I talked to him for a second at the set break, but he was gone by the time we finished. “That was nice of R. to come. Did he leave already?” my bandmate asked.
“Oh no!!!” I said, doubling over from embarrassment. My friends asked what I was talking about. “R.!! I called him Matt!”
“You can fix that,” the bartender said. “Just say Matt was your first boyfriend. He’ll be bummed, though.”
“Why?”
“He really enjoyed talking with you last month,” he told me. “He really enjoyed talking with you.”
I don’t know if it’s bad luck or karma or something in the universe wanting me to stay single, but during the occasional periods when I have good boy luck, it’s immediately followed by some stupendous act of self-sabotage. You know, like calling a really nice guy who I genuinely enjoy hanging out with and definitely want to smooch by the wrong name.
Even worse, I did it again. My friend K. invited me to see her boyfriend, D., and a couple of other friends spin. She sent me the invitation, and I said, “Oh, I didn’t know you knew B.” It turns out she and D. were thinking about trying to fix me and B. up. It turns out I had a small crush on B. when I met him briefly about ten years ago. He, really, is exactly the kind of guy I should be dating.
The night of the show, my friend J. and I went out for rum drinks at a pirate-themed bar. After two exceedingly stiff drinks, I was feeling pretty good: buzzed enough to dance, sober enough to not make too much of a fool of myself. We went to the show, we ordered two more drinks, J. left early, and as I walked back in, wondering whether to stay or go, I passed B., who K. had introduced me to earlier.

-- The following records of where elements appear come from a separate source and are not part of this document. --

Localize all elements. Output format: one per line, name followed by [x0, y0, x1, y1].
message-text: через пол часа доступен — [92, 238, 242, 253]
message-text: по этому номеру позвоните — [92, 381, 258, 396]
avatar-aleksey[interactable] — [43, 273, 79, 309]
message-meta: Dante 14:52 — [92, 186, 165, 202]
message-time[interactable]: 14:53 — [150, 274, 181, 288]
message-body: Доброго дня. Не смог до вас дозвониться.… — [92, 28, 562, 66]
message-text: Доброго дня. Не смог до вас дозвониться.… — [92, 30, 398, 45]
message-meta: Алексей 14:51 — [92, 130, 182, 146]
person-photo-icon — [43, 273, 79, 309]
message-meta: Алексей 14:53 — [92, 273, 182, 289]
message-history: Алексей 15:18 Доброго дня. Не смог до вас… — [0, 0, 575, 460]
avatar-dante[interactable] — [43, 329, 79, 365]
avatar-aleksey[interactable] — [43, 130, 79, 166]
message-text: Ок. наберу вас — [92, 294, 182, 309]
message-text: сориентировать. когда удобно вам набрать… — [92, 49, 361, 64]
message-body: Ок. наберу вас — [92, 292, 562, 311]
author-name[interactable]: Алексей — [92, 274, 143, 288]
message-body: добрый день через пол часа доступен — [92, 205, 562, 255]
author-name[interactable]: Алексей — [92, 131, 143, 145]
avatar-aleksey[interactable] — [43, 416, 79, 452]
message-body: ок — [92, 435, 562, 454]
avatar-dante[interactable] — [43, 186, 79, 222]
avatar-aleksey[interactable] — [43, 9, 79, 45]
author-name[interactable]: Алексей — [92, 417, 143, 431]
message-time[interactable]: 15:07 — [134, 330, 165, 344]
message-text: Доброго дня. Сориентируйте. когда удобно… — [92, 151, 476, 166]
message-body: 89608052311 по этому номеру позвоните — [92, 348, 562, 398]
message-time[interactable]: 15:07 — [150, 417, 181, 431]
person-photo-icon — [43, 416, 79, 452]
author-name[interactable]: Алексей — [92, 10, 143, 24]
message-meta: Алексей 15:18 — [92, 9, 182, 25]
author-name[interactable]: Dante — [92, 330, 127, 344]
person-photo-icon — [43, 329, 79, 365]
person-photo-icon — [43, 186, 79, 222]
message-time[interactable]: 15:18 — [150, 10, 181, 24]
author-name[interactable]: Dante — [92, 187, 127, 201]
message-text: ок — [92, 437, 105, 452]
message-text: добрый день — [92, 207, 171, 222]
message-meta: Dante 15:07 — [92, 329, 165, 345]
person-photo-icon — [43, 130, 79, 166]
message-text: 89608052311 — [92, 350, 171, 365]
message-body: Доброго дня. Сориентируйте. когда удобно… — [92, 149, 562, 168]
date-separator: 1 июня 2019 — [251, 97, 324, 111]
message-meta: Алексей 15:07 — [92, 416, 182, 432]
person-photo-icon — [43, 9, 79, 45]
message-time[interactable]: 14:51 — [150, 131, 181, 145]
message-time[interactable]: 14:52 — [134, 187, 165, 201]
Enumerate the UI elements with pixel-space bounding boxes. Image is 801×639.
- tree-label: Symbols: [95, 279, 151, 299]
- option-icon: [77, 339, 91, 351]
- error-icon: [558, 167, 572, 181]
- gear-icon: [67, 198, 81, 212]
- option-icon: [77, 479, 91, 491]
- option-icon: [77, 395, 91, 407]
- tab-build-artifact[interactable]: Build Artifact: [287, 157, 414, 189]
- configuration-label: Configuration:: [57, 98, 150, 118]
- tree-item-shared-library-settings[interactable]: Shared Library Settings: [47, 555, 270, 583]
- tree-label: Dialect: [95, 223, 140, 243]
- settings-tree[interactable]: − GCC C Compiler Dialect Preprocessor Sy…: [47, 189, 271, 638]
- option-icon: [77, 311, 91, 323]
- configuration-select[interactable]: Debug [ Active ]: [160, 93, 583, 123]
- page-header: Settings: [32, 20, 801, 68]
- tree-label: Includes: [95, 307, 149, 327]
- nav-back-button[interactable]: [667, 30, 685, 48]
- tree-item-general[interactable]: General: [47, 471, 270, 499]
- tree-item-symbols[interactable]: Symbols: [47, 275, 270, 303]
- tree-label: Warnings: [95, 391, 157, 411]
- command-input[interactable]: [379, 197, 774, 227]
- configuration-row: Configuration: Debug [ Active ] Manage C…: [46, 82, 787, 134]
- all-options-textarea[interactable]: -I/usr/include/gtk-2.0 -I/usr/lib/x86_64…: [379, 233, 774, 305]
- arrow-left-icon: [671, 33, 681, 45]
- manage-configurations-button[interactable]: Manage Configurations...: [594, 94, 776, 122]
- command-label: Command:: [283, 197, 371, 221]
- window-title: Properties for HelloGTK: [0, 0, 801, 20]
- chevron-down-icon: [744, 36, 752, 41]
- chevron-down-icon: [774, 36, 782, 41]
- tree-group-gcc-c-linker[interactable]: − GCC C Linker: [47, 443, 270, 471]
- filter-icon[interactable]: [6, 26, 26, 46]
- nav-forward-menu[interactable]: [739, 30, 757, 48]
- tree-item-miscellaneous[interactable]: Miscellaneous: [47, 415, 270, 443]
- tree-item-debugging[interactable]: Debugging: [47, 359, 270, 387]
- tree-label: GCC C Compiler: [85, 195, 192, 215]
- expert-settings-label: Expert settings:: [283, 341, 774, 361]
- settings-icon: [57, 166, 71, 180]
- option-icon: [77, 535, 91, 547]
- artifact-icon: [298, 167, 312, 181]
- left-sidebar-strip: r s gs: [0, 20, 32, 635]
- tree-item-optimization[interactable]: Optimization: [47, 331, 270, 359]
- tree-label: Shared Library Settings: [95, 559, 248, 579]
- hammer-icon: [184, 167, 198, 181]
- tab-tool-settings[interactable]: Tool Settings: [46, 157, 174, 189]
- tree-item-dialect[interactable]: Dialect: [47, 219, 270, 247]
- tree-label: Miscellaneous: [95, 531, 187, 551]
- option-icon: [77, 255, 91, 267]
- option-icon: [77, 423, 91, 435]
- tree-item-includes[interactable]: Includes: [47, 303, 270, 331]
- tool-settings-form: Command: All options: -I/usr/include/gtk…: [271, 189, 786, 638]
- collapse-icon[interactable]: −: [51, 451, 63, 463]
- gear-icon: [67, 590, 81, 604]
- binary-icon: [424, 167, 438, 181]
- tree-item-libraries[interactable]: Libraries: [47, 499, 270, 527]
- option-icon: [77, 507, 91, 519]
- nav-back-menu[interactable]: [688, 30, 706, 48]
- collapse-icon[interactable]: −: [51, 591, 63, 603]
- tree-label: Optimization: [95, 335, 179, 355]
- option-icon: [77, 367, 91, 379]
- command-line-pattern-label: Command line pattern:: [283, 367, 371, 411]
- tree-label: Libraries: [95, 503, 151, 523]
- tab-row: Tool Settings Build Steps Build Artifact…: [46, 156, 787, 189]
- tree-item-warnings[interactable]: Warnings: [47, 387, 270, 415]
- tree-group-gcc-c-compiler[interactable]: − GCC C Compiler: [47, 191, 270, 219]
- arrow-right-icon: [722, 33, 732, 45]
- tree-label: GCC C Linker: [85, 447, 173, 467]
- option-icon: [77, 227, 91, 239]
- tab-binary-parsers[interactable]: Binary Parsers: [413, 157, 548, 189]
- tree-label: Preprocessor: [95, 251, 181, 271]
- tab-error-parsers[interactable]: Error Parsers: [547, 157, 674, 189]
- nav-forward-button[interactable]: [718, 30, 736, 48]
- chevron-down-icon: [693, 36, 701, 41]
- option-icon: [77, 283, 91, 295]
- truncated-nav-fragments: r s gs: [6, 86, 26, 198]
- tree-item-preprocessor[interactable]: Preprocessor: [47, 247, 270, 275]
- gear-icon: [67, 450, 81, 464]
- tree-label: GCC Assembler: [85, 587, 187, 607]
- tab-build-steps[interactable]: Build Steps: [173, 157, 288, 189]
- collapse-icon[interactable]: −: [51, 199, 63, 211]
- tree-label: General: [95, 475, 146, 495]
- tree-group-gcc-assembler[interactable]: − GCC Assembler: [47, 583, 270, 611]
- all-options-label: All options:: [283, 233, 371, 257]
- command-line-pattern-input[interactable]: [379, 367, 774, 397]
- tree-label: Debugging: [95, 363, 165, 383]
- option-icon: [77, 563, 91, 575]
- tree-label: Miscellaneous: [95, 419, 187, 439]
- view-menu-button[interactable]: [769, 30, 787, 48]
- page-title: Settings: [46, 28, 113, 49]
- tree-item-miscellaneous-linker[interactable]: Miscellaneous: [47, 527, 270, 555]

“Hey,” I said, touching his arm to get his attention, which I thought was a smooth move. “Have you seen K. and D.?”
“They’re all the way up in the front,” he said.
“Hmmm. My friend just left, and I’m trying to decide if I want to make my way all the way up there,” I said. And then we started talking. It was one of those fun first conversations when there are no awkward pauses and you learn so much about each other in a short amount of time.
Maybe it wasn’t such a short amount of time. At one point, D. came up and told B. that it was his turn to spin, but D. could do the set if he wanted. B. said sure.
It was loud. So loud that there was no chance of interrupting each other because when one of us would start speaking, we’d have to move our mouth to the other person’s ear in that pleasantly forced-intimate way. We talked about country music and our shared admiration of the Nashville hit machine. There aren’t many guys in San Francisco like that.
It ended when he had to go to the bathroom and I had to get water. After I found K. and the glow of the conversation wore off, I realized something. I had been cursing like a sailor the entire time. Eff! <=(This is how I usually curse.)
It feels like it’s been so long since I’ve met guys who I like and who seem potentially interested in me. And it’s so frustrating that I’m so woefully out of practice that I keep shooting myself in the foot instead of making a decent first impression. Argh.